The moment the words left his lips, he regretted having allowed her to prick his foul temper—but it was too late to take them back.

The elder sister had walked around the corner just in time to miss the harpy’s needling comments, but overhear every single syllable of Michael’s incredibly tasteless reply.

Out.” Green eyes flashing with anger, her stiff arm pointed straight toward the door.

“Miss Grenville, I… I don’t know what came over me.” Horror flooded him as his cheeks flamed in embarrassment. He turned to the middle sister. “I do apolo—”

“Out!” The elder sister’s finger shook with anger but did not waver from pointing to the door. “Must we toss you out by the scruff of your neck, like a common mongrel?”

“That will not be necessary.” He drew himself up stiffly.
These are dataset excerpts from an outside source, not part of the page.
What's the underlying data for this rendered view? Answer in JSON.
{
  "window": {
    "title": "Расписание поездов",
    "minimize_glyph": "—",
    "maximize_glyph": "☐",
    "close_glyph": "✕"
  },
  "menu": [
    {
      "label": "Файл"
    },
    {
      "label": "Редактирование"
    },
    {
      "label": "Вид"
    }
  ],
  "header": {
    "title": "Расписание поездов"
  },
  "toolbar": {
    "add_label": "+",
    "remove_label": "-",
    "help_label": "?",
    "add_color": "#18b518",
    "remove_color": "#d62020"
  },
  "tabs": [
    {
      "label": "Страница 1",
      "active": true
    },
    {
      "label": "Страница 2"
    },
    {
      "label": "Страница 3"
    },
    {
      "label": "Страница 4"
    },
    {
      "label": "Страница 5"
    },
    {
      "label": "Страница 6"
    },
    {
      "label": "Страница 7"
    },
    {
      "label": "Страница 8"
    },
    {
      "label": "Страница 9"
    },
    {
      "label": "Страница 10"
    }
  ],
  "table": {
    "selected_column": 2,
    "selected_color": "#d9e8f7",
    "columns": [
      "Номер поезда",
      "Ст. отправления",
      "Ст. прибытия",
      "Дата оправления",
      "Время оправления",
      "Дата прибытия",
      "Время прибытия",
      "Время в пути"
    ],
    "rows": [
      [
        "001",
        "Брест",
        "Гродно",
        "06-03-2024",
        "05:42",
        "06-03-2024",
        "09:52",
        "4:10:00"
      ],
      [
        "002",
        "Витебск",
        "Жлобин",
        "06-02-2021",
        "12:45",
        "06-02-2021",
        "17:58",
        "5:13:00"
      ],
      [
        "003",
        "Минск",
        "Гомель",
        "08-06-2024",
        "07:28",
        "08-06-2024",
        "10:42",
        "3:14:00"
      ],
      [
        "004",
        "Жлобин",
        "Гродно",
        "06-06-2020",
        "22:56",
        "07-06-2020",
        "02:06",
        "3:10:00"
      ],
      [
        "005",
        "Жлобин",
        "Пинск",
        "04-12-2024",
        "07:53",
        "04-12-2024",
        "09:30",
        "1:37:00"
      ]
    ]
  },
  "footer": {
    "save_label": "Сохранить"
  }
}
Given the fiery, pious chit had quoted the Old Testament at him just last week, he would not be surprised if she’d rather smite an earl than toss him out on his ear.

He sketched the slowest, most elegant bow of his life, then walked out the door with his head held high.

Until he reached the street.

He could not believe how badly he’d bollocksed the situation. Or that he had been ejected, but Phineas Mapleton had somehow managed to avoid the ladies’ wrath—despite instigating the entire debacle.

Michael clenched his fingers in frustration. Bugger paying calls on respectable folk. When he climbed into his carriage, he sent the driver straight to the Cloven Hoof. At this point in his wretched day, he could definitely use a drink. Possibly several.

With luck, he would never run into any Grenville girls ever again.